Zangenamperemeter zur Messung von Drehstrom
1. Wählen Sie zunächst den richtigen Spannungspegel für das Zangenamperemeter aus und prüfen Sie, ob es gut isoliert ist, ob es keine Beschädigungen aufweist, ob der Zeiger flexibel schwingt und ob die Backen nicht korrodiert sind. Schätzen Sie den Nennstrom entsprechend der Motorleistung, um den Bereich des Messgeräts auszuwählen.
2. Lesen Sie vor der Verwendung des Zangenamperemeters sorgfältig das Handbuch durch, um herauszufinden, ob es sich um ein AC- oder DC-Zangenmessgerät mit doppeltem Verwendungszweck handelt.
3. Da das Zangenamperemeter selbst weniger genau ist, kann bei der Messung kleiner Ströme die folgende Methode verwendet werden: Zuerst wird der Stromkreis des Drahtes um einige Windungen herum gemessen und dann zur Messung in die Zangenzange gesteckt. Zu diesem Zeitpunkt ist der vom Zangenamperemeter angezeigte Stromwert nicht der tatsächliche Messwert. Der tatsächliche Strom sollte der Messwert der Zangenampere geteilt durch die Anzahl der Windungen der Drahtwicklung sein.
4. Die Klemmbacken des Zangenmessgeräts sollten beim Messen des Verschlusses fest sitzen. Wenn nach dem Verschluss Geräusche auftreten, können Sie die Klemmbacken eine Zeit lang erneut öffnen. Wenn sich die Geräusche nicht beseitigen lassen, sollten Sie überprüfen, ob die Verbindungsoberfläche des Magnetkreises sauber ist und Staub und Schmutz abgewischt werden müssen.

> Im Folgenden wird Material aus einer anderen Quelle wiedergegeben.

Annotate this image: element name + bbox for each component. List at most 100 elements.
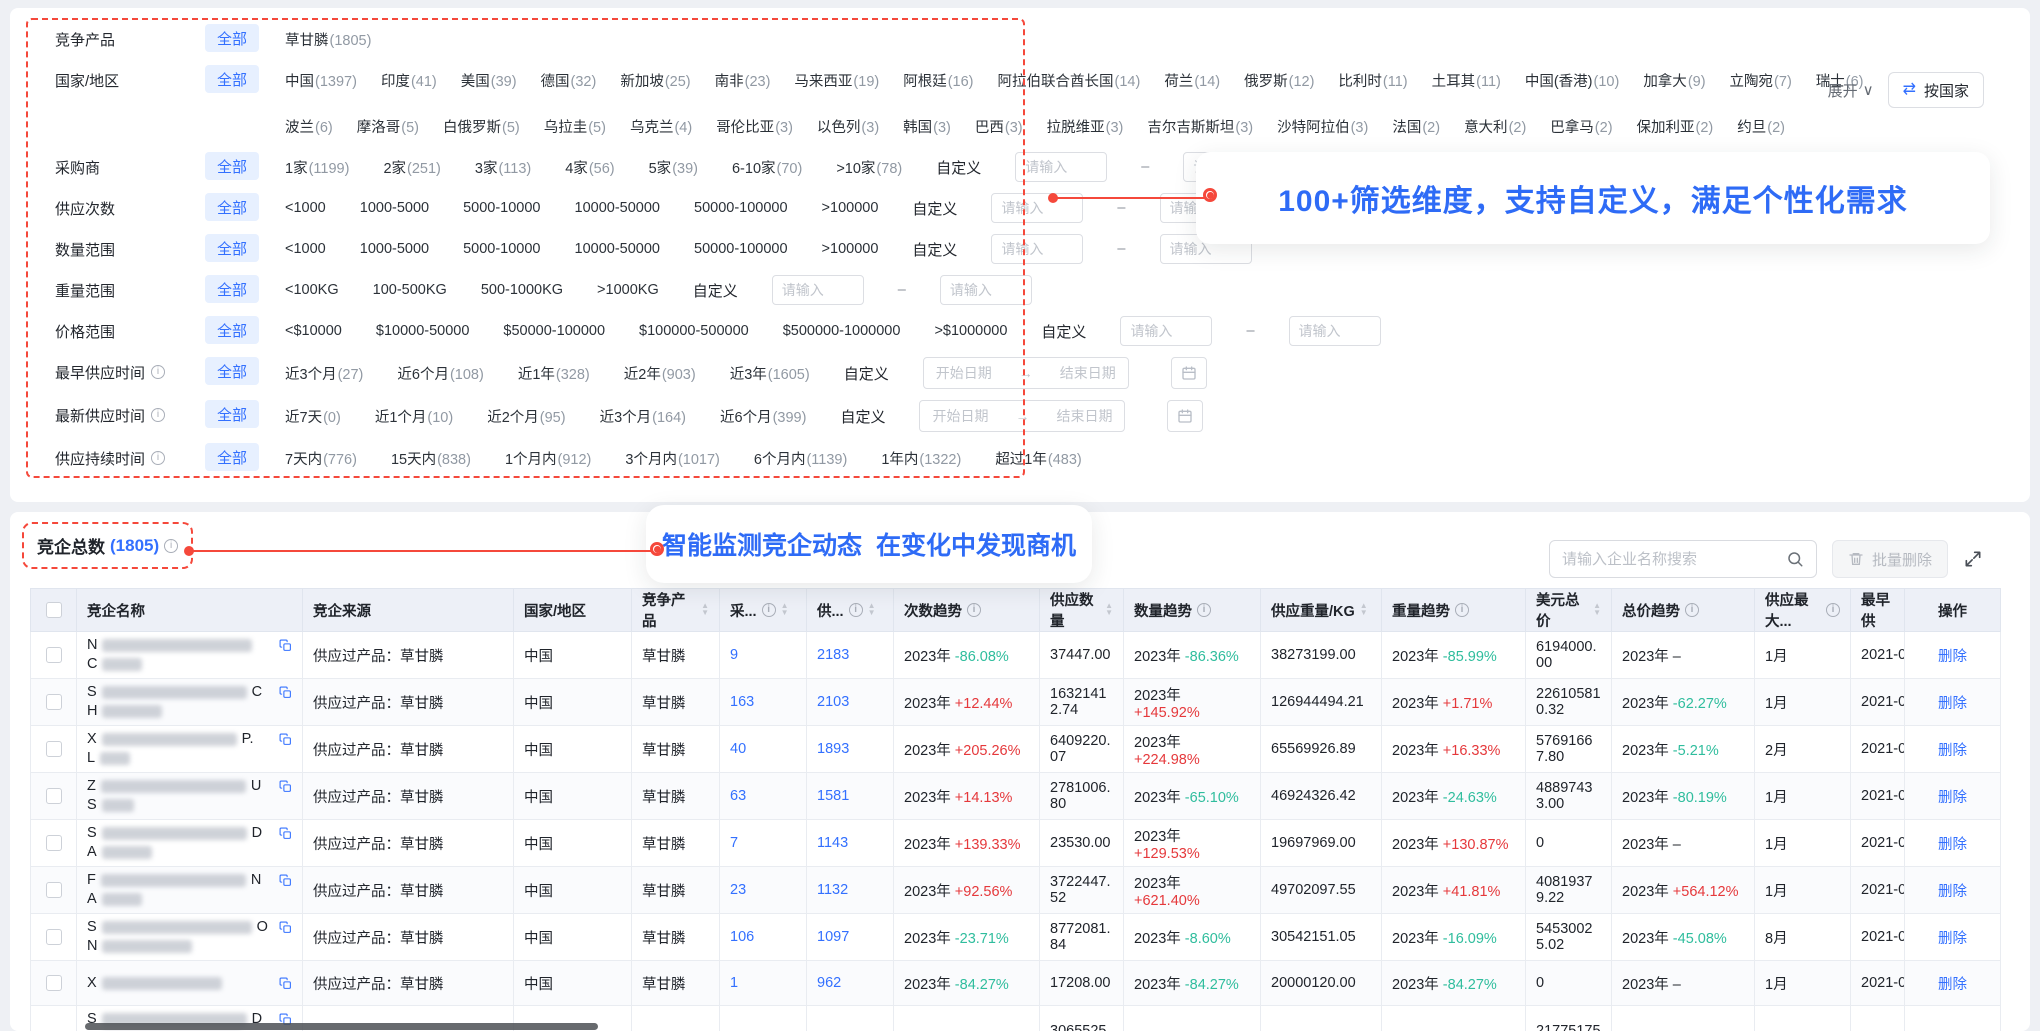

5. Das Zangenmessgerät kann jeweils nur den Strom einer Phase des Leiters messen. Der zu messende Draht sollte in der Mitte des Zangenfensters platziert werden. Mehrphasige Drähte können nicht in das Messfenster eingeklemmt werden.
6. Die gemessene Stromkreisspannung darf den auf der Stromzange angegebenen Wert nicht überschreiten. Andernfalls kann es leicht zu Erdungsunfällen oder zur Gefahr eines Stromschlags kommen.

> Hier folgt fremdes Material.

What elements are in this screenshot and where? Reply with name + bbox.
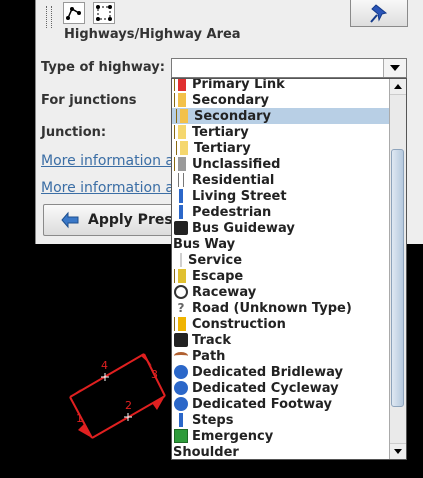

7. Messen Sie den Betriebsstrom des Asynchronmotors mit Käfigläufer. Anhand der Stromstärke lässt sich prüfen und beurteilen, ob der Motor normal arbeitet oder nicht. So ist ein sicherer Betrieb des Motors gewährleistet und seine Lebensdauer kann verlängert werden.
8. Messung. Sie können jede Phase einmal messen. Sie können auch die drei Phasen einmal messen. Zu diesem Zeitpunkt sollte der Tabellenwert Null sein (da der dreiphasige Strom phasengleich Null ist). Wenn sich zwei Phasendrähte in den Backen befinden, zeigt die Tabelle den Wert des Stroms der dritten Phase an. Durch die Messung des Stroms jeder Phase kann bestimmt werden, ob ein Motorüberlastungsphänomen vorliegt (der gemessene Strom überschreitet den Nennstromwert), ob ein internes Problem des Motors oder ein Problem mit der Stromversorgungsspannung (andere Formen der Energiezufuhr zum Gerät) vorliegt, ob ein Problem mit der Stromversorgung oder (andere Formen der Energiezufuhr zum Gerät) vorliegt. (genanntStromversorgung) Die Versorgungsspannung ist ein Problem, d. h. die Unsymmetrie des Dreiphasenstroms beträgt mehr als 10 % des Grenzwertes.
9. Vor der Messung mit dem Zangenmessgerät sollte die Größe des gemessenen Stroms geschätzt und dann der Bereich festgelegt werden. Wenn Sie dies nicht abschätzen können, können Sie zunächst die Datei mit dem maximalen Bereich verwenden und diese dann entsprechend verkleinern, um genaue Messwerte zu erhalten. Verwenden Sie keine Datei mit kleinem Strom, um große Ströme zu messen. So vermeiden Sie Schäden am Instrument.